Il en est tellement persuadé, le conseiller municipal, qu'il a décidé de prendre en charge les relations publiques de la commune dans les journées qui ont précédé l'arrivée du leader paysan. Installé à l'office du tourisme jusque tard dans la nuit, Jean-Jacques Libournet entend tout faire pour que le monde n'ignore rien de Cancon.
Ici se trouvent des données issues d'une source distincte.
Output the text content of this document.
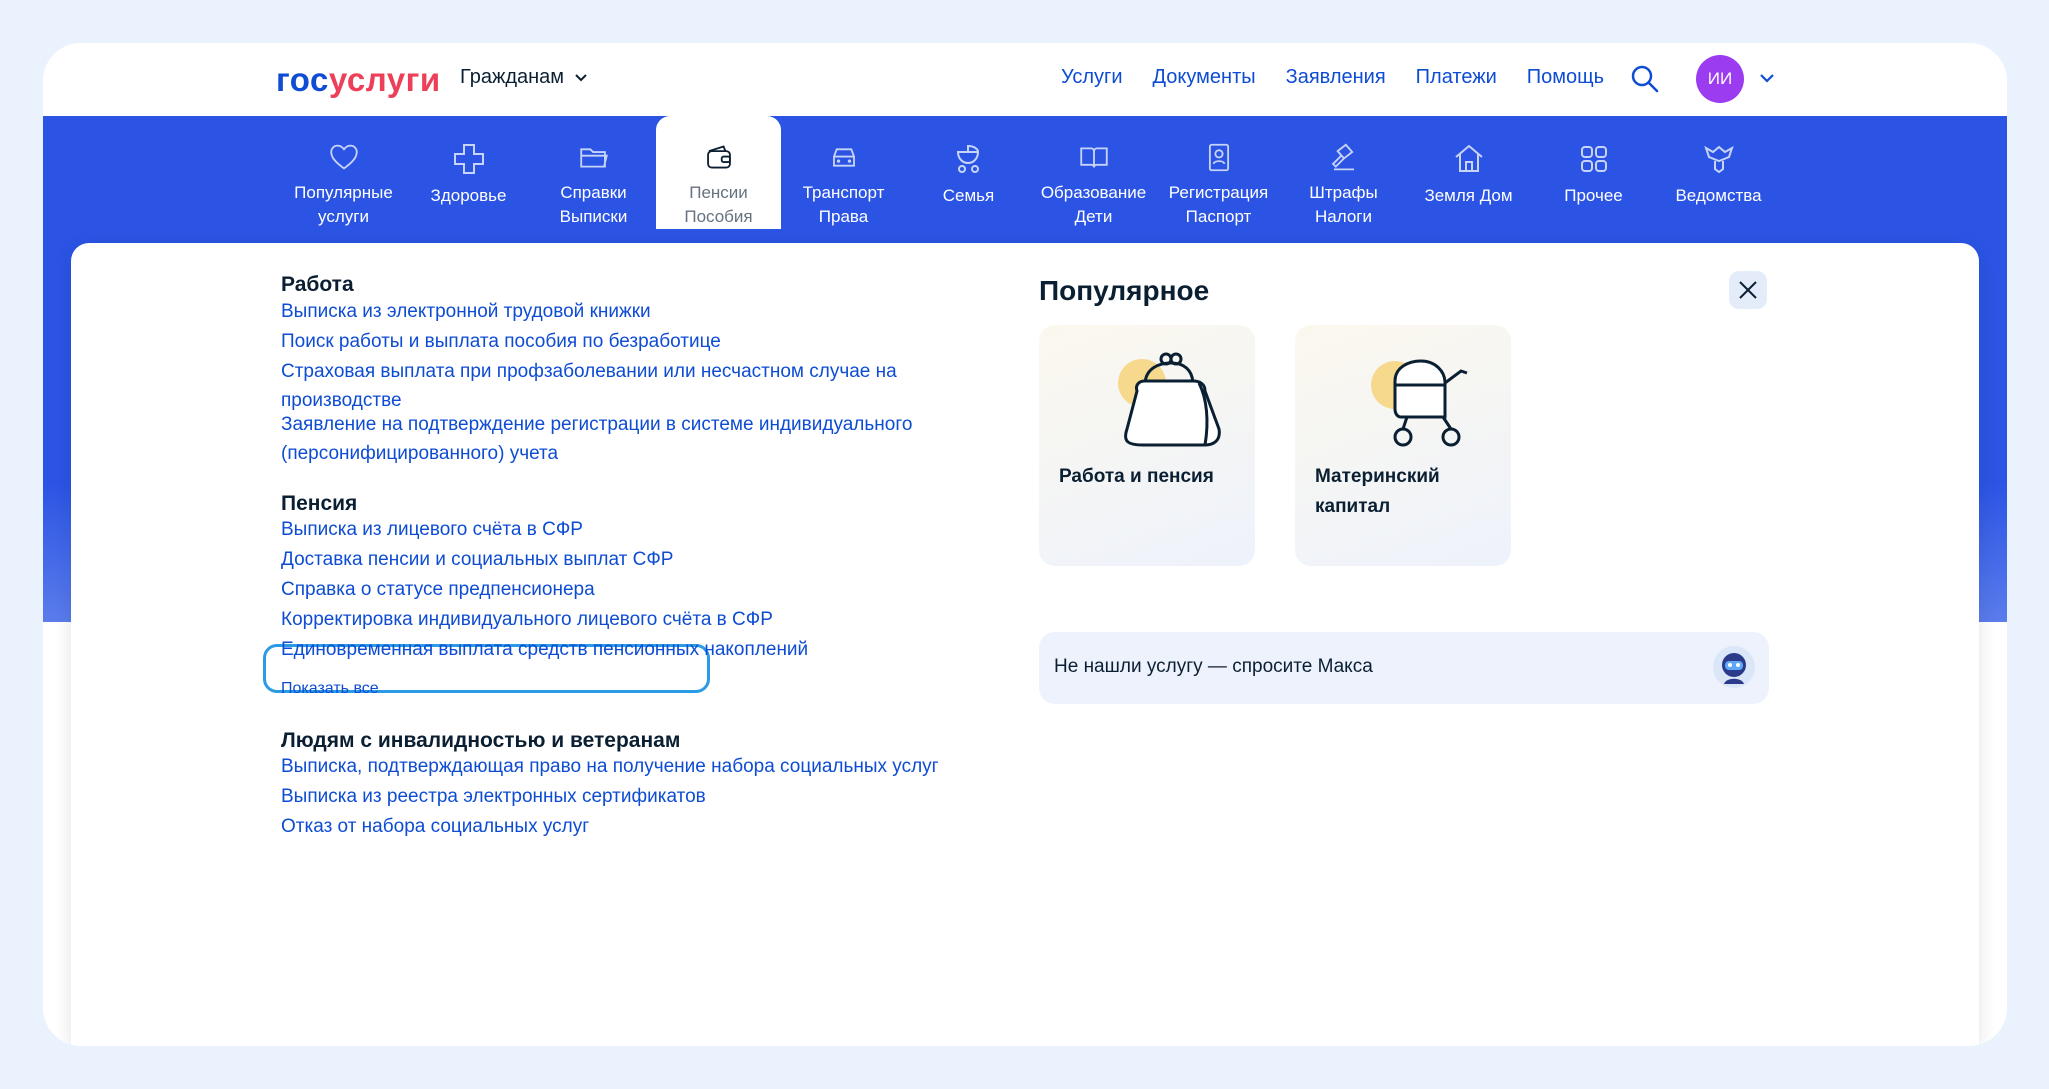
госуслуги Гражданам	Услуги Документы Заявления Платежи Помощь	ИИ
Популярные
услуги
Здоровье	Справки
Выписки
Пенсии
Пособия
Транспорт
Права
Семья	Образование
Дети
Регистрация
Паспорт
Штрафы
Налоги
Земля Дом	Прочее	Ведомства
Работа
Выписка из электронной трудовой книжки
Поиск работы и выплата пособия по безработице
Страховая выплата при профзаболевании или несчастном случае на производстве
Заявление на подтверждение регистрации в системе индивидуального (персонифицированного) учета
Пенсия
Выписка из лицевого счёта в СФР
Доставка пенсии и социальных выплат СФР
Справка о статусе предпенсионера
Корректировка индивидуального лицевого счёта в СФР
Единовременная выплата средств пенсионных накоплений
Показать все
Людям с инвалидностью и ветеранам
Выписка, подтверждающая право на получение набора социальных услуг
Выписка из реестра электронных сертификатов
Отказ от набора социальных услуг
Популярное
Работа и пенсия	Материнский капитал
Не нашли услугу — спросите Макса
Bové n'est pour nous qu'un prétexte, une vague providentielle sur laquelle nous allons surfer, prévient-il. L'essentiel est que l'on parle de Cancon. Et ça marche : on approche main-tenant les 10 000 visiteurs sur notre site Inter-net ! Cette fête de Bové est providentielle. Elle nous met sous les projecteurs alors que les gens d'ici ont parfois l'impression de passer à côté de la chance. Car à Cancon on se souvient de l'immense injustice d'un soir de 1989. Jean-Jacques Libournet raconte :
- Nous avions élu Miss Quatre-Cantons. L'élection avait lieu à Cancon et Peggy Zlotkowsky du village de Monflanquin, a été choisie. On a décidé, de la présenter à Lectoure, dans le Gers. Là, elle est devenue Miss Gascogne. Alors, on a fait un loto à Cancon pour lui payer une robe afin qu'elle fuisse partici-per et gagner le concours de Miss Aquitaine. Mais quand elle est devenue Miss France, elle s'est évanouie en direct à la télévision. Elle a rouvert les yeux et quelqu'un lui a demandé de dire dans un micro d'où elle venait. Elle a répondu : Je viens de Monflanquin », alors que tout était parti de notre commune. Pour rattraper ça, on a fait venir la présidente du comité Miss France chez nous, à Cancon !
Dans quelques jours, au Café du Commerce, quand la poussière de la fête antimondialiste sera retombée, s'il y a une injustice dont on continuera de faire encore tout un monde à Cancon, ce sera à coup sûr celle de l'oubli d'une certaine Miss France, un certain soir de 1989.